The Markham Civic Centre is the city hall of the city of Markham, Ontario. The brick and glass Civic Centre was designed by architect Arthur Erickson with Richard Stevens Architects Limited and opened on May 25, 1990.  Entrances, except the great hall entrance, are named after communities in Markham (Unionville, Milliken, Thornhill). The building is adjacent to an 11.5-hectare park with a large pond reflecting the south façade.

Building structure

The three storey complex is home to
 Markham City Council chambers  - Rotunda
 wedding chapel annex
 mayor and councillor offices
 city offices
 public lobby
 winter garden
 executive wing
 council chambers
 committee rooms
 council library and archives

A reflecting pond is located on the south side of the building alongside a 26,000 square foot skating rink - the largest outdoor refrigerated skating rink in the GTA, and operated in the winter months. The skating rink was constructed and officially opened in December 2011. Located next to the civic centre is the Markham Theatre and Unionville High School.

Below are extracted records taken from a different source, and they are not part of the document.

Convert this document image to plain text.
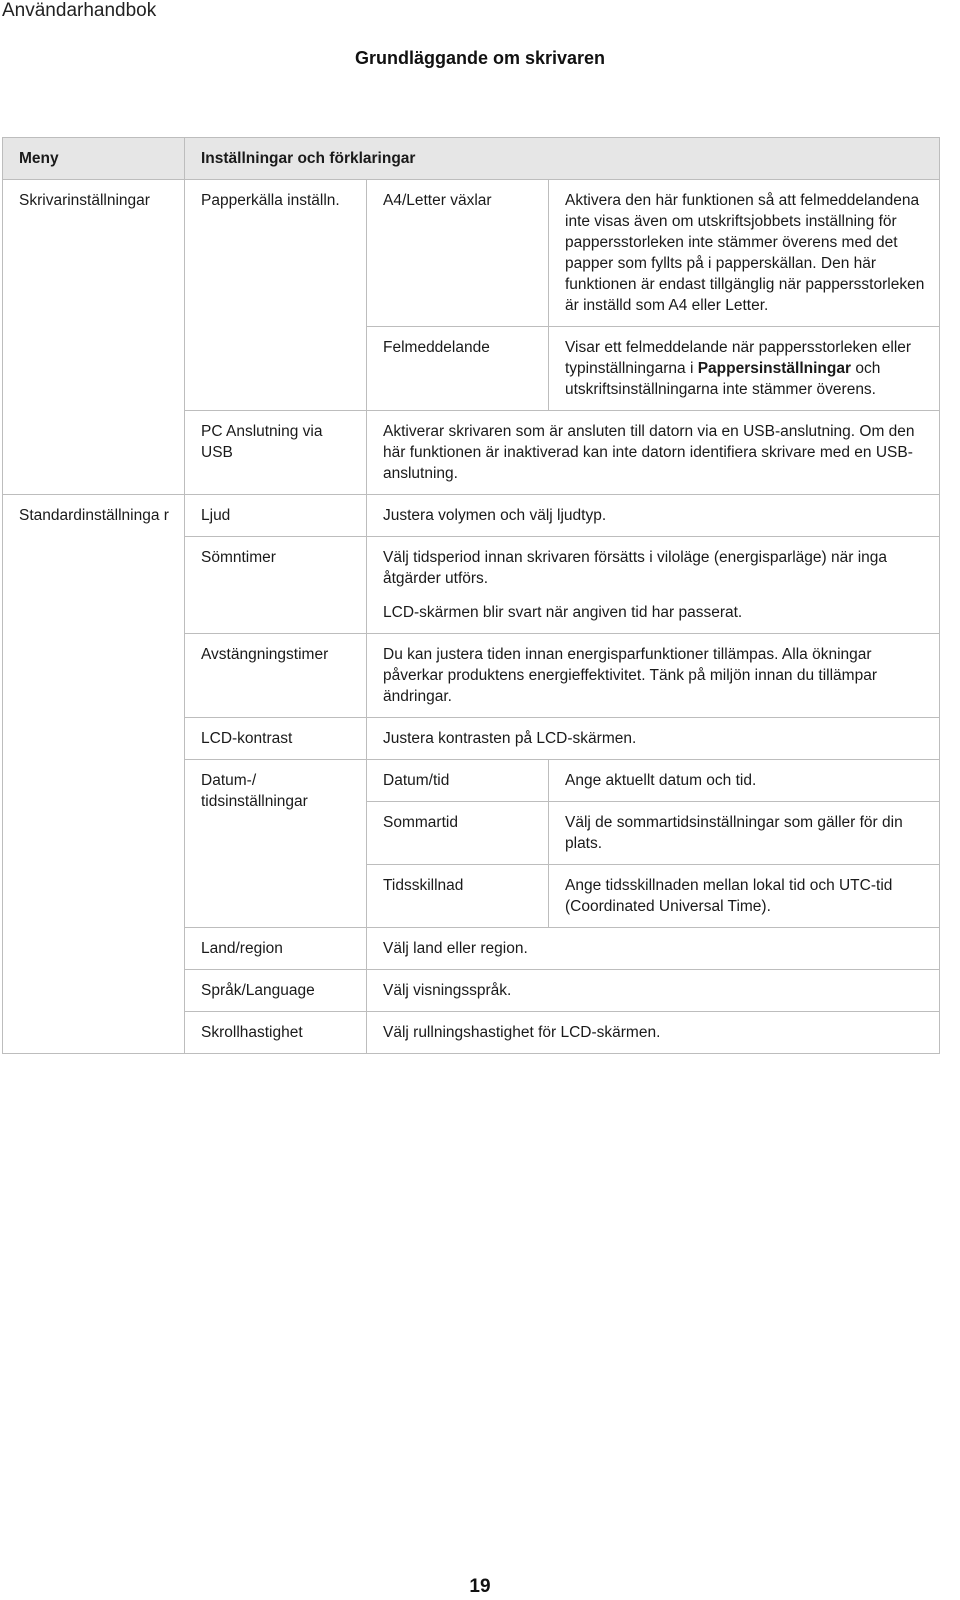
Användarhandbok
Grundläggande om skrivaren
Meny	Inställningar och förklaringar		
Skrivarinställningar	Papperkälla inställn.	A4/Letter växlar	Aktivera den här funktionen så att felmeddelandena inte visas även om utskriftsjobbets inställning för pappersstorleken inte stämmer överens med det papper som fyllts på i papperskällan. Den här funktionen är endast tillgänglig när pappersstorleken är inställd som A4 eller Letter.
		Felmeddelande	Visar ett felmeddelande när pappersstorleken eller typinställningarna i Pappersinställningar och utskriftsinställningarna inte stämmer överens.
	PC Anslutning via USB	Aktiverar skrivaren som är ansluten till datorn via en USB-anslutning. Om den här funktionen är inaktiverad kan inte datorn identifiera skrivare med en USB-anslutning.	
Standardinställninga r	Ljud	Justera volymen och välj ljudtyp.	
	Sömntimer	Välj tidsperiod innan skrivaren försätts i viloläge (energisparläge) när inga åtgärder utförs.
LCD-skärmen blir svart när angiven tid har passerat.	
	Avstängningstimer	Du kan justera tiden innan energisparfunktioner tillämpas. Alla ökningar påverkar produktens energieffektivitet. Tänk på miljön innan du tillämpar ändringar.	
	LCD-kontrast	Justera kontrasten på LCD-skärmen.	
	Datum-/ tidsinställningar	Datum/tid	Ange aktuellt datum och tid.
		Sommartid	Välj de sommartidsinställningar som gäller för din plats.
		Tidsskillnad	Ange tidsskillnaden mellan lokal tid och UTC-tid (Coordinated Universal Time).
	Land/region	Välj land eller region.	
	Språk/Language	Välj visningsspråk.	
	Skrollhastighet	Välj rullningshastighet för LCD-skärmen.	
19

The Civic Centre is a functional building providing office space and a number of public spaces for events in the Great Hall and Lower Atrium. The split level of the Great Hall comes with a two-storey glass front viewing the reflecting pond and wedding chapel.

Bids and winning design

Three architect firms were shortlisted to submitted designs in 1986 for the then Markham Municipal Centre, including Raymond Moriyama Erickson and Barton Myers Associates, but the final design was awarded to Erickson.

Erickson's original design was slightly different, but the Town intervened to keep costs at budget ($14.4 million and $5.2 million for landscaping)

When the building was about to begin construction, Erickson's Toronto office faced financial difficulties.

Sculptures

There is a single piece of art work located to the east side of the Town Centre. The art work is a skeletal town hall theme with a bell attached.

Markham Civic Centre Ice

Located on south side of the building and open during winter, it is an artificial surface rink. In summer months the rink is a large water fountain.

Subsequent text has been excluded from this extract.